Outsourced assignments take longer to complete because of the distance, and the finished work often is of poor quality, the union’s Coil said. If Fort Wayne workers find problems in a finished assignment, they must send it back to India to be fixed. Considering the trip from Fort Wayne to India takes about 24 hours, he said it can take five days for an assignment to be completed and returned to Fort Wayne.
Fort Wayne union leaders say local engineers wind up taking responsibility for teaching Indian contract workers about American quality standards. Fort Wayne workers are blamed if they miss a deadline because outsourced work had to be redone several times, said Dan VanDame, of UAW Local 2911’s bargaining committee.
International Truck’s workload varies, depending on its current projects. Sometimes short-term work swamps the Fort Wayne staff, Younessi said. The company hires outside firms to complete some assignments rather than hiring and later laying off local engineers.
“To avoid hiring and layoffs and that kind of instability, you outsource it,” he said, “and so we outsource it to Mahindra Engineering Services.”
Companies can save money by outsourcing work to countries where engineers earn less. Mahindra’s entry-level engineers typically earn $12,000 to $13,000 a year, Goenka said. Their salaries can double to $25,000 within five or six years.
Navistar does not release wage information. International Truck’s local union members earn a median wage of $57,915 a year, Coil said.
Mahindra International actually supports jobs in Fort Wayne, Goenka said. The Indian workers rely on a Fort Wayne support staff of 10 to 12 engineers, he said. Three more International Truck employees are working at the joint venture plants in Pune, east of Mumbai.
The joint venture won’t be the only one vying for a share of the Indian truck market, which grew 30 percent to 40 percent in 2006. Although Indian truck sales fell last year, Goenka said the earlier growth caught the attention of international truck manufacturers.
Columbus-based Cummins Inc. is producing medium- and heavy-duty truck engines for India’s leading truck producer, Tata Motors. Daimler Trucks formed a joint venture with another Indian company, Hero Group, last year. Volvo has a truck plant in southern India.

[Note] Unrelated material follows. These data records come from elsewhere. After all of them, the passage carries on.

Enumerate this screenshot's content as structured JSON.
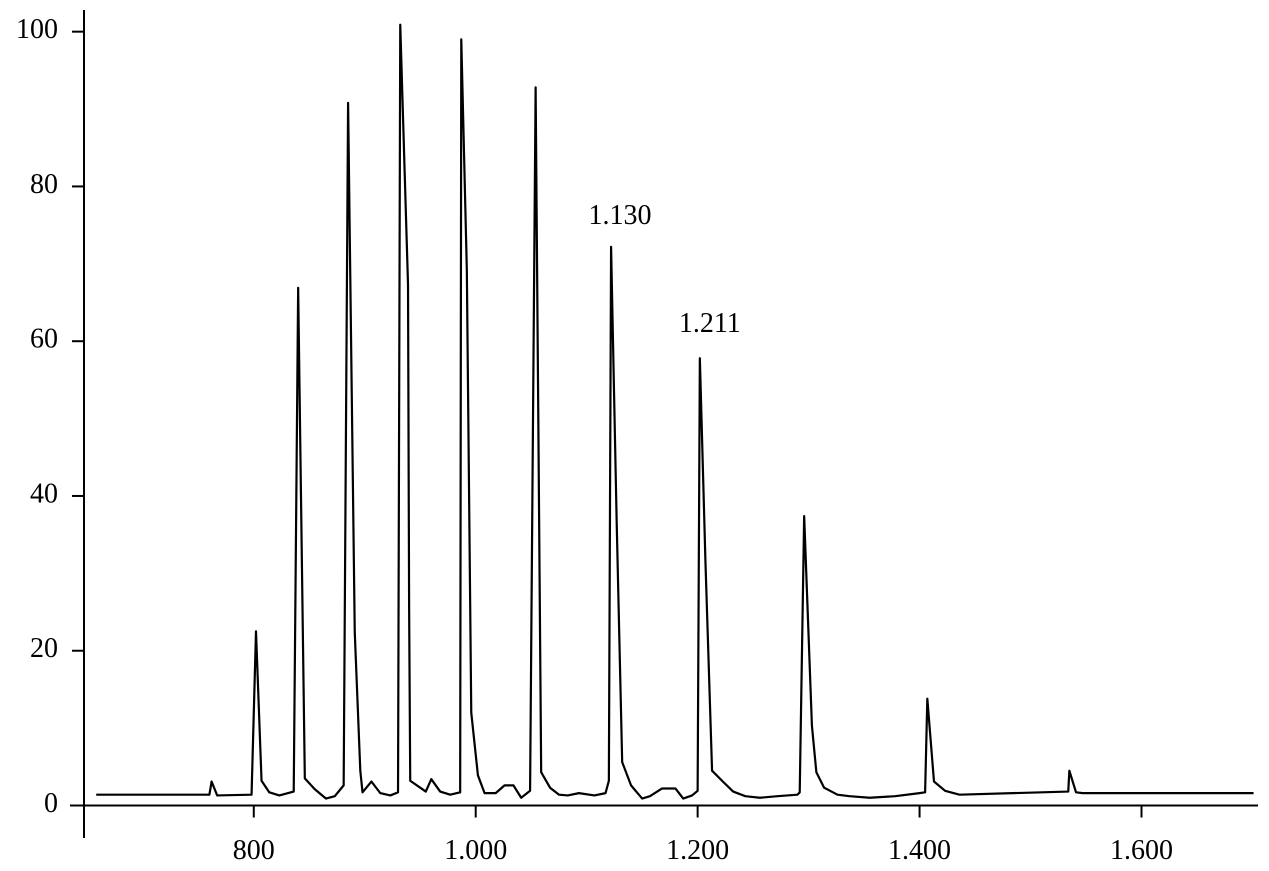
{
  "chart_data": {
    "type": "line",
    "x": [
      658,
      760,
      762,
      767,
      798,
      802,
      807,
      814,
      823,
      836,
      840,
      846,
      855,
      865,
      873,
      881,
      885,
      891,
      896,
      898,
      906,
      914,
      923,
      930,
      932,
      939,
      940,
      941,
      950,
      955,
      960,
      968,
      977,
      986,
      987,
      992,
      996,
      1002,
      1008,
      1018,
      1026,
      1034,
      1041,
      1049,
      1054,
      1059,
      1067,
      1075,
      1083,
      1093,
      1107,
      1117,
      1120,
      1122,
      1127,
      1132,
      1140,
      1150,
      1157,
      1168,
      1180,
      1187,
      1195,
      1200,
      1202,
      1207,
      1213,
      1222,
      1232,
      1243,
      1256,
      1272,
      1290,
      1292,
      1296,
      1303,
      1307,
      1314,
      1326,
      1337,
      1355,
      1378,
      1400,
      1405,
      1407,
      1413,
      1423,
      1436,
      1534,
      1535,
      1541,
      1547,
      1701
    ],
    "series": [
      {
        "color": "#000000",
        "values": [
          1.4,
          1.4,
          3.1,
          1.3,
          1.4,
          22.5,
          3.2,
          1.7,
          1.3,
          1.8,
          66.9,
          3.5,
          2.1,
          0.9,
          1.2,
          2.6,
          90.8,
          22.4,
          4.5,
          1.7,
          3.1,
          1.6,
          1.3,
          1.7,
          100.9,
          67.3,
          25.6,
          3.2,
          2.3,
          1.8,
          3.4,
          1.8,
          1.4,
          1.7,
          99.0,
          69.2,
          12.0,
          3.9,
          1.6,
          1.6,
          2.6,
          2.6,
          1.0,
          1.9,
          92.8,
          4.3,
          2.3,
          1.4,
          1.3,
          1.6,
          1.3,
          1.6,
          3.2,
          72.2,
          36.9,
          5.6,
          2.6,
          0.9,
          1.2,
          2.2,
          2.2,
          0.9,
          1.3,
          1.9,
          57.8,
          31.7,
          4.5,
          3.2,
          1.8,
          1.2,
          1.0,
          1.2,
          1.4,
          1.7,
          37.4,
          10.3,
          4.3,
          2.3,
          1.4,
          1.2,
          1.0,
          1.2,
          1.6,
          1.7,
          13.8,
          3.1,
          1.9,
          1.4,
          1.8,
          4.5,
          1.7,
          1.6,
          1.6
        ]
      }
    ],
    "xlim": [
      647,
      1705
    ],
    "ylim": [
      -4.2,
      102.8
    ],
    "xticks": [
      800,
      {
        "value": 1000,
        "label": "1.000"
      },
      {
        "value": 1200,
        "label": "1.200"
      },
      {
        "value": 1400,
        "label": "1.400"
      },
      {
        "value": 1600,
        "label": "1.600"
      }
    ],
    "yticks": [
      0,
      20,
      40,
      60,
      80,
      100
    ],
    "annotations": [
      {
        "text": "1.130",
        "x": 1130,
        "y": 76
      },
      {
        "text": "1.211",
        "x": 1211,
        "y": 62
      }
    ]
  }
}
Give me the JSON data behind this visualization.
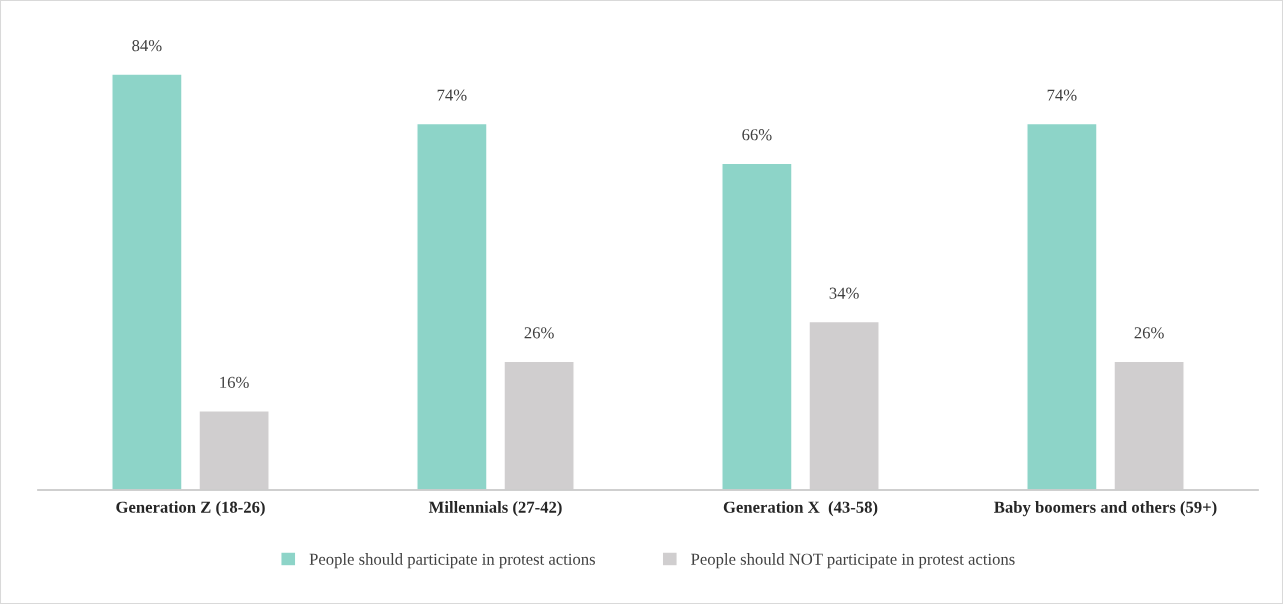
{
  "chart_data": {
    "type": "bar",
    "categories": [
      "Generation Z (18-26)",
      "Millennials (27-42)",
      "Generation X  (43-58)",
      "Baby boomers and others (59+)"
    ],
    "series": [
      {
        "name": "People should participate in protest actions",
        "color": "#8dd4c8",
        "values": [
          84,
          74,
          66,
          74
        ],
        "value_labels": [
          "84%",
          "74%",
          "66%",
          "74%"
        ]
      },
      {
        "name": "People should NOT participate in protest actions",
        "color": "#d0cecf",
        "values": [
          16,
          26,
          34,
          26
        ],
        "value_labels": [
          "16%",
          "26%",
          "34%",
          "26%"
        ]
      }
    ],
    "legend": "bottom",
    "grid": false
  }
}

“So it’s going to become quite crowded,” Goenka said.
But Mahindra International is confident its medium- and heavy-duty trucks will gain traction in the marketplace, Goenka said. Its factory will initially produce 50,000 of these trucks a year. That production level would give Mahindra International a 15 percent share of the Indian market, he said. The company already produces 20,000 light-duty trucks a year.
Mahindra and Navistar officials declined to release details about the medium- and heavy-duty trucks, including the price, because of competitive concerns. Mahindra International’s existing light-duty trucks cost $12,000 to $13,000 each, Goenka said.
The truck line could be marketed in Africa, Eastern Europe and the Mideast as well as India, Goenka said.
“We’re trying to use the high-end knowledge of Fort Wayne and the low costs of India to create value for both companies,” he said.